Kali tertidur tatkala sedang menunggu giliran diwawancarai. Dalam tidurnya, ia bermimpi memboyong Dana ke rumah mereka berdua. Mobil mereka jauh lebih bagus dari milik ipar Dana. Sebelum sempat membukakan pintu dan memperlihatkan isi rumah itu kepada si gadis pujaan, tepukan keras mendarat di pundaknya. Namanya dipanggil.

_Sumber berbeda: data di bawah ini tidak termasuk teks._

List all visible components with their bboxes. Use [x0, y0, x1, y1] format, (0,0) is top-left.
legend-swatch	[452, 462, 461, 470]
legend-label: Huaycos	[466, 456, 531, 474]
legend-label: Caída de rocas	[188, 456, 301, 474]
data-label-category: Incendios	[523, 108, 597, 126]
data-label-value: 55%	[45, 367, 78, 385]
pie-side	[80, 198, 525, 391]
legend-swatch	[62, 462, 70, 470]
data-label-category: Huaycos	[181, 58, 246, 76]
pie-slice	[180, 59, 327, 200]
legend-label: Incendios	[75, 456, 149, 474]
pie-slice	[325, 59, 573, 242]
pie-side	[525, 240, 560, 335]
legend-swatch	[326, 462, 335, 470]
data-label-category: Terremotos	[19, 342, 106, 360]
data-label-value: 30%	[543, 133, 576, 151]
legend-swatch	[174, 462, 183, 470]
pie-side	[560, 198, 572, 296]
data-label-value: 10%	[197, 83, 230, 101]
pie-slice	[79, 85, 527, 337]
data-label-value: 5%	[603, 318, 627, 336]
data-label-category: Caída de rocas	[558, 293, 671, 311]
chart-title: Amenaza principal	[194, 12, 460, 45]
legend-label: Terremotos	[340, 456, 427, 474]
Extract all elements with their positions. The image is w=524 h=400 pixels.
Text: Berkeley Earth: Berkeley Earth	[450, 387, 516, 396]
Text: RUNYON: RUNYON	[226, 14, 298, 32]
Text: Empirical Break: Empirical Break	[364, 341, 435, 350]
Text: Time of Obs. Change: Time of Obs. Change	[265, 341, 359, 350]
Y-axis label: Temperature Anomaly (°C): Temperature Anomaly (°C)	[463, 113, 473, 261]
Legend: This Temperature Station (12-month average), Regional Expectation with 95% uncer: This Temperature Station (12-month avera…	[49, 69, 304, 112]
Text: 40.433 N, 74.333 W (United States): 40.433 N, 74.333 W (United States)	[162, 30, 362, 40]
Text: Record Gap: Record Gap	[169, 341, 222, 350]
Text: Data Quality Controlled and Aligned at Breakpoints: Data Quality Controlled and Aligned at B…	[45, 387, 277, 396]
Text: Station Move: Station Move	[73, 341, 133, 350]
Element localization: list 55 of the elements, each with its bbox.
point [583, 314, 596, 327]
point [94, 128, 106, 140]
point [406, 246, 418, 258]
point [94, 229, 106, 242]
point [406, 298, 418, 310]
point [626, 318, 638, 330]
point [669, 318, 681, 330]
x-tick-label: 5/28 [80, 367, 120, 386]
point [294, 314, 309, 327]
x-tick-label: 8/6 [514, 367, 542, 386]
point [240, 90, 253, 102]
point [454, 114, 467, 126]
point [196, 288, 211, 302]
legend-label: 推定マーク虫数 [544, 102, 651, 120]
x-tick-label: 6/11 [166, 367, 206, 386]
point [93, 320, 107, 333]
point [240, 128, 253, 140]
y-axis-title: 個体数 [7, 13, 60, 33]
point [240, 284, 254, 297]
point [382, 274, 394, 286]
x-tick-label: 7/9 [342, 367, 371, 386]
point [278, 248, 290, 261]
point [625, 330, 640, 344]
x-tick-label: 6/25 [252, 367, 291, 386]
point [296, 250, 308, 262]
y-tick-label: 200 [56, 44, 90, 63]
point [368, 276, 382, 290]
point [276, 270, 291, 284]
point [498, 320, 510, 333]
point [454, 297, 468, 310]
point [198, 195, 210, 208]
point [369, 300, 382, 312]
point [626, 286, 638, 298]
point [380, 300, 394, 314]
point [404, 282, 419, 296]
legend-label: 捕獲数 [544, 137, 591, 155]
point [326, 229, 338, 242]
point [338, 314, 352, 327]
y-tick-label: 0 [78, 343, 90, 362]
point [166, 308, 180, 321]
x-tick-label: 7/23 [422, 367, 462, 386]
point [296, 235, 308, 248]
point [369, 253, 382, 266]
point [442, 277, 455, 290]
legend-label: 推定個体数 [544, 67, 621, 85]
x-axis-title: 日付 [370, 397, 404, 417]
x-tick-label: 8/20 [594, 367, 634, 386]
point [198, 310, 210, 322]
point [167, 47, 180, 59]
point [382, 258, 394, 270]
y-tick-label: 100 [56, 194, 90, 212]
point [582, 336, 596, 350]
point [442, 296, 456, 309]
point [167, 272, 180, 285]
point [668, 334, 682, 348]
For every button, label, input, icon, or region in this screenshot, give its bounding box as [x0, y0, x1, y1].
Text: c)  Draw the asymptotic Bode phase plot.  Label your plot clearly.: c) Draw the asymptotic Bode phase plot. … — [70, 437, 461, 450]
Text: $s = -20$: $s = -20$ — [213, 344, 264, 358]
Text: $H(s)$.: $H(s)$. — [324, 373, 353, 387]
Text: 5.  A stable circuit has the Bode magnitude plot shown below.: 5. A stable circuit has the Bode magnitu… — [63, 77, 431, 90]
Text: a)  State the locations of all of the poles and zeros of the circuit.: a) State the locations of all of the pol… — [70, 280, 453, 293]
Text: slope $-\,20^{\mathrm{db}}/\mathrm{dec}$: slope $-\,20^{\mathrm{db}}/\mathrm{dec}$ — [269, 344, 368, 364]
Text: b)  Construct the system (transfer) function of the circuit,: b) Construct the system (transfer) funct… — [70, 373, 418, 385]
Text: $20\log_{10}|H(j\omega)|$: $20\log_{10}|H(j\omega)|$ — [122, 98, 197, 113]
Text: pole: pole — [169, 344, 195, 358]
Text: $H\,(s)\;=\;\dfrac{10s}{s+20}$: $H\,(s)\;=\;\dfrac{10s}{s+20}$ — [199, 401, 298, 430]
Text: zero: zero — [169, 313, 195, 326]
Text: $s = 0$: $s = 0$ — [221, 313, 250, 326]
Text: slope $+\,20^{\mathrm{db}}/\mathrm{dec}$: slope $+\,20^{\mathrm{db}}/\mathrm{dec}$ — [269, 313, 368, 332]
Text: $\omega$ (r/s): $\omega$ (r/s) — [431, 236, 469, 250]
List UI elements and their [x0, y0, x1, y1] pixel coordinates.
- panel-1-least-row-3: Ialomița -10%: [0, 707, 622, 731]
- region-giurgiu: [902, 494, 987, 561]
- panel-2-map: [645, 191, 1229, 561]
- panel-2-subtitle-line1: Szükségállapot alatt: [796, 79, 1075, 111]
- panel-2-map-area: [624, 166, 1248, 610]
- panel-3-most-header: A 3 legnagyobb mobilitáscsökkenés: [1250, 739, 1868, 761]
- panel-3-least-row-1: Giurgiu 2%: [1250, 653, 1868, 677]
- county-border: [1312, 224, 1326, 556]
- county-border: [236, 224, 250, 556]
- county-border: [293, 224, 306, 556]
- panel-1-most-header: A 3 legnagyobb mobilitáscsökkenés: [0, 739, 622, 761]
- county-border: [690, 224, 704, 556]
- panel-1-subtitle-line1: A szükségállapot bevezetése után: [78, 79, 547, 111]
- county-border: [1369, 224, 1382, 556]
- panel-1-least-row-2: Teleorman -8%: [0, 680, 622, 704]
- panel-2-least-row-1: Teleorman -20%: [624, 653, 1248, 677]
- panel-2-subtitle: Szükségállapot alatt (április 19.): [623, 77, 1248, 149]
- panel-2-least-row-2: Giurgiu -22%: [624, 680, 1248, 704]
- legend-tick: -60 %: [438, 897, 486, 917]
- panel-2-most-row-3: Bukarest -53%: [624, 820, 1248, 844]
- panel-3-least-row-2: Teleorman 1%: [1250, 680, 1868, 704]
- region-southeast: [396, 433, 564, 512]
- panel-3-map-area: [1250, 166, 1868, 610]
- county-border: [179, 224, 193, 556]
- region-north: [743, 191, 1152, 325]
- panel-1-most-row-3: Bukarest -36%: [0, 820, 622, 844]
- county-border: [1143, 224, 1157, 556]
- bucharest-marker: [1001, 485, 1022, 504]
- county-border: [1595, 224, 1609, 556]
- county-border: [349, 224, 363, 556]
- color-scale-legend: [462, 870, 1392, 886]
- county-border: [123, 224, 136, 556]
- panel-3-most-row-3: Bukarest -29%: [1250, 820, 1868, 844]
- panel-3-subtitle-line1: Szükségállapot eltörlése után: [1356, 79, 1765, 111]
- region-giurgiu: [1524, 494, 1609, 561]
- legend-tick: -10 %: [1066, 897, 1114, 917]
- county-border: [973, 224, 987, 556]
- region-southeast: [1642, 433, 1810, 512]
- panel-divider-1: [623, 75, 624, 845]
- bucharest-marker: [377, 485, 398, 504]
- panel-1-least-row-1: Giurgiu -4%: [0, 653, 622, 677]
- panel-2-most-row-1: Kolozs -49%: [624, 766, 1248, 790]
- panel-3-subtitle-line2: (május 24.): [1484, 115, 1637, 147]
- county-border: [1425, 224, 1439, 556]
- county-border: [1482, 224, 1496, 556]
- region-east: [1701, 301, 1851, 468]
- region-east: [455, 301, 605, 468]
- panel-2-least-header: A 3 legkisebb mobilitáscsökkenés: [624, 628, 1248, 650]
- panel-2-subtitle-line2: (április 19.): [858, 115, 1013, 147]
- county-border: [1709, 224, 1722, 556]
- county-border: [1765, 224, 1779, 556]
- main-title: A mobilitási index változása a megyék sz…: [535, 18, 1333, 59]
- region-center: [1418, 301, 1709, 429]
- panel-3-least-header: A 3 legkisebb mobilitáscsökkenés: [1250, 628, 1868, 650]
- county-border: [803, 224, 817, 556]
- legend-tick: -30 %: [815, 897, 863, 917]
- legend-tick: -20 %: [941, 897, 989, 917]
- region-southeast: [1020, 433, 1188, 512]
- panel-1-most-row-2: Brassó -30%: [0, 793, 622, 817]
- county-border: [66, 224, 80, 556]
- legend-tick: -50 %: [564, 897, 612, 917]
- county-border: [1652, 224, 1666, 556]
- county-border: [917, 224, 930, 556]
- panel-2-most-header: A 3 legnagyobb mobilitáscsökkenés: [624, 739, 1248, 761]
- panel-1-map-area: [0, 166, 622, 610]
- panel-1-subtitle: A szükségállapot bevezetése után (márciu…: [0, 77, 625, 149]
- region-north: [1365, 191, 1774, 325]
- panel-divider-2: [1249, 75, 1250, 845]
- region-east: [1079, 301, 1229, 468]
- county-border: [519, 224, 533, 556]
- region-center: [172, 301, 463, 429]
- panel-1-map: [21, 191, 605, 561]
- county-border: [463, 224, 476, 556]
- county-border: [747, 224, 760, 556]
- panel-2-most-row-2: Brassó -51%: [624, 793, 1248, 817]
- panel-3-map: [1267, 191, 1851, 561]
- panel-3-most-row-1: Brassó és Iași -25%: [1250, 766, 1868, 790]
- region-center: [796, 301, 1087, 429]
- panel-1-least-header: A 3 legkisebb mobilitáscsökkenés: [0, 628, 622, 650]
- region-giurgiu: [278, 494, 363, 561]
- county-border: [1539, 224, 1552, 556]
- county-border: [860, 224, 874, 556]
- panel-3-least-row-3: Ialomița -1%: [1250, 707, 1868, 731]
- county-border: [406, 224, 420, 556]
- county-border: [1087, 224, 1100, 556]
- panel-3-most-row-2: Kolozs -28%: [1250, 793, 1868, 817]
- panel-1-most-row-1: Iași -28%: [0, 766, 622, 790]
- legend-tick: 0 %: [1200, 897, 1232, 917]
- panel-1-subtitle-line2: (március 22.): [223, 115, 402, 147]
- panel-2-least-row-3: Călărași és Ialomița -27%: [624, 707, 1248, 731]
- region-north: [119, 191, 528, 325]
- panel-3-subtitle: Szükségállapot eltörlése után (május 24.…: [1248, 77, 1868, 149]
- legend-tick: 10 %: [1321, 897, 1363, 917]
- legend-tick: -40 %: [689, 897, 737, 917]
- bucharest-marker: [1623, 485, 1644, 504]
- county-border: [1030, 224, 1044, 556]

Ia memasuki ruangan yang cat dindingnya mengingatkan Kali pada warna lunas perahu bapaknya. Laki-laki itu, Darpan, S.Pd. –begitu yang tertulis di atas meja berpelitur mengilap di depannya– sedang sibuk menelepon.
Kelar menelepon, Darpan memperkenalkan diri, lalu berbasa-basi bertanya kabar. Ia lalu menarik kertas dari rak besi kecil berwarna hitam di sudut kanan mejanya, menyerahkannya kepada Kali.
”Ini daftar nama-nama yang menunggak angsuran. Tugas Pak Kali mendatangi mereka satu-satu dan membuat mereka membayar tunggakan itu. Saya yakin –ia melirik badan laki-laki di hadapannya sambil tersenyum– Pak Kali mampu membuat mereka membayar. Pak Kali sudah bisa jalan hari ini. Punya motor kan?”
Kali mengangguk ragu sambil menerima kertas itu. Sebelum masuk ke ruangan Darpan, ia sungguh mengira akan duduk di ruangan bersekat-sekat tepat di depan ruangan laki-laki itu, bukan keliling kampung menjadi tukang tagih utang.
Tiga hari bekerja, Kali menerima pesan Dana. Perempuan itu akan dinikahkan sebulan lagi dengan seorang magister hukum anak sahabat Haji Iwan. (*)
Catatan:
1. Batulase: Buah pelir dalam bahasa Bugis.
—
DARMAWATI MAJID, Menulis cerpen dan esai. Saat ini menginap di Gorontalo.